As the government bemoans the payment of fuel subsidies, state employees would go without salary for months.
by Ebor Cletus Ralph Jr
After the Nigerian Governors’ Forum bemoaned the associated financial strain, the continuation of fuel subsidies may have a ripple effect on state employees across the nation.
With the help of a memo addressed to the House of Representatives, the coalition of governors voiced their displeasure.
The Reps Ad Hoc Committee’s inquiry on the amount of fuel consumed daily in Nigeria prompted this.
One of the topics the committee is looking into is how frequently PMS is consumed throughout the nation.
The memo, titled “Findings on the Volume of Fuel Consumed Daily in Nigeria,” was written to committee chairman Abdulkadir Abdullahi on July 1, 2022, and it was signed by Fatima Usman Katsina, the NGF’s legislative liaison for peace and security.

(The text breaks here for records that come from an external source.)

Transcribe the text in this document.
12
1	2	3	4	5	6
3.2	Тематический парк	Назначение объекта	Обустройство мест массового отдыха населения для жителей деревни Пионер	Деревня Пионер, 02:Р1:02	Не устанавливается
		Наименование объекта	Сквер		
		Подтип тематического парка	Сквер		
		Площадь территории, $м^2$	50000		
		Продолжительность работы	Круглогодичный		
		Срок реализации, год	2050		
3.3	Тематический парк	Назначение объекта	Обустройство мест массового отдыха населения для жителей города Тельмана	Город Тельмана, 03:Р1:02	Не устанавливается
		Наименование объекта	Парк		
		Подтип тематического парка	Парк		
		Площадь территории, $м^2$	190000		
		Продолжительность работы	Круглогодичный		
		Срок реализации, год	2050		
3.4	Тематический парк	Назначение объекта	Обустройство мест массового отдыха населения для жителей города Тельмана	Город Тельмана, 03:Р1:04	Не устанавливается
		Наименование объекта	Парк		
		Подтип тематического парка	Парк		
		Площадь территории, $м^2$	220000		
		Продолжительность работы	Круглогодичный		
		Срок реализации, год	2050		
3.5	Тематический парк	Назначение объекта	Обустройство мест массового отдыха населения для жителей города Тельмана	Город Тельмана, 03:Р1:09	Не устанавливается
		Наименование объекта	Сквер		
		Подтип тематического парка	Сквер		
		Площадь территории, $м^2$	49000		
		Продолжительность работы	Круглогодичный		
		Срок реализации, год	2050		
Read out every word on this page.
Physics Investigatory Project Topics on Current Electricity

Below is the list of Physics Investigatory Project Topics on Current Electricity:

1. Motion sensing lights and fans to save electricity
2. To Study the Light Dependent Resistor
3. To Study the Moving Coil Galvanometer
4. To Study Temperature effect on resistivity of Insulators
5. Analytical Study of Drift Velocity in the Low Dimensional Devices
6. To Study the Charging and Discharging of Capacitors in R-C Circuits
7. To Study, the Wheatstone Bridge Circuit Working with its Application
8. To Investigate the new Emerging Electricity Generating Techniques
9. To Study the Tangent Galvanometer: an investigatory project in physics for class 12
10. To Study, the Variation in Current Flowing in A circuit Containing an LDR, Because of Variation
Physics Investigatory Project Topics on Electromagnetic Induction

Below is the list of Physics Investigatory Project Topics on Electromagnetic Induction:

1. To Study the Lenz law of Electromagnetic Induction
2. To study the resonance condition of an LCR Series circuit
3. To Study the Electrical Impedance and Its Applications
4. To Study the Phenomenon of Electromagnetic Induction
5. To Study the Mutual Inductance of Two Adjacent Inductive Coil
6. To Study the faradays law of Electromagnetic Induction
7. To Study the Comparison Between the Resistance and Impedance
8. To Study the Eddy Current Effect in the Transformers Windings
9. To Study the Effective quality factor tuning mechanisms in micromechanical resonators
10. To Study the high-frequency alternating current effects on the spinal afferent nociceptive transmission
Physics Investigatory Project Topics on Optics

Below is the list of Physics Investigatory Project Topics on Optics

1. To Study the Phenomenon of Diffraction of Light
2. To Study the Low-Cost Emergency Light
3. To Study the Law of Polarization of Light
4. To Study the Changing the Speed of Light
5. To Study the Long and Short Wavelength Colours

The ad hoc committee of the National Executive Council that collaborated with the Nigeria National Petroleum Corporation produced a report on the appropriate pricing of PMS in Nigeria, and the governors directed the House to it. The paper was published in November 2021.
It was chaired by Governor of Kaduna State, Nasir el-Rufai, and had governors of Edo, Jigawa, Ebonyi, Akwa Ibom and Ekiti, as well as the Governor of the Central Bank of Nigeria; Minister of Finance, Budget and National Planning; Accountant-General of the Federation, Group Managing Director of the NNPC and the Permanent Secretary, MBNP.
The memo partly reads, “Although the operating environment has significantly worsened since the report was released, with NNPC now consistently reporting zero remittance to the Federation Accountant as profit from joint venture, production sharing contract and miscellaneous operations, the position of the forum remains generally the same.”
The NGF further recalled how the report noted that the “federation (FAAC) net oil & gas revenues have been declining since 2019 and are projected to decline significantly in 2022 by between N3bn and up to N4.4bn unless action is taken now.
“The following are some of the major findings relating to the volume of fuel consumed in the country:
• Remittances to the Federation Account Allocation
• Committee have continued to shrink as NNPC recovers shortfall quite arbitrarily.
• Federation’s crude oil sales revenue. FAAC deductions for PMS subsidy are above 2019 levels, even without adjusting for reduced purchasing power of the naira due to inflation and FX rate deterioration.”
The memo further revealed an analysis of the PMS consumption across states with its attendant ripple effects on remittances into the Federation account.
“An analysis of the average monthly PMS consumption by states showed that a third of the country accounts for over 65 per cent consumption of PMS. The analysis showed that the following States of Lagos, Oyo, Ogun, Abuja, Delta, Kano, Kwara, Edo, Rivers, Kaduna, Kebbi and Adamawa accounted for 65 per cent of PMS consumption in the country. Most states with high PMS consumption either have borders with neighbouring countries or are in close proximity, this has been an avenue for smugglers to benefit from profitable arbitrage opportunities in PMS pricing.
“In the current fiscal regime, remittances to FAAC would continue to shrink as NNPC recovers this shortfall from the Federation as a result of crude oil price recovery. The report recommended a PMS pricing structure that addresses regional arbitrage and smuggling of PMS and provides additional revenue to the Federation Account. There is a significant market opportunity for additional export revenue streams for Nigeria to be had given the price parity with our neighbouring countries.
“The only urgent solutions for alleviating the pressure on government budgets and maximising socially responsible profit gain” are increased accountability and transparency regarding oil and gas income,” the memo read.